Watching the St Patrick's Day parade in New York last weekend, I focused on the weathered faces of my mother's generation carrying banners and showing solidarity for the firefighters and policemen lost in the World Trade Centre attacks. As usual, it occurred to me how this particular group were as Irish as the day they left Ireland - the Ireland of the 1940s and 1950s. Incredibly, I was fortunate enough to experience a 1950s Ireland in my visits there in the late 1960s and early 10970s. Led into Shannon airport on our mother's tight lead, we four American kids were let loose on my uncle's farm - cows, chickens, just-born kittens discovered in the sheds, wellington boots, haystacks, Massey Ferguson tractors, rosary beads, scapulars, turf, chamber-pots, choc ices, Smarties and six kids to a Volkswagen.
Magical places
Down the rabbit hole we went with our mother to revisit the magical places and people of her childhood, a wonderland for which she had prepared us in the darkness of our bedrooms at night. Thanks to her, I travelled in this time machine until some time in the late 1970s, when it all changed thanks to television, central heating, and of course, Dallas.

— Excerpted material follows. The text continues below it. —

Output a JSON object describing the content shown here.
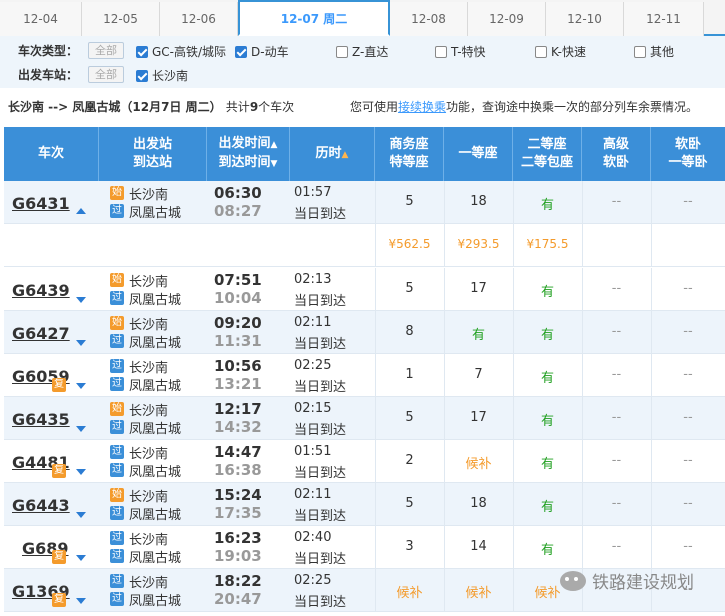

It is now six months since my mother died and there are all all kinds of September 11th tributes to remind me. Still, I quite enjoyed watching the parade move along Fifth Avenue, like any other year. Perhaps I found solace in the proud and tough faces of her generation as they marched with the grit that has weathered many storms before.
I am thankful that some things never change. But mostly I am thankful for my mother for being Irish to her boots and making me understand all the wonderful implications of that fact.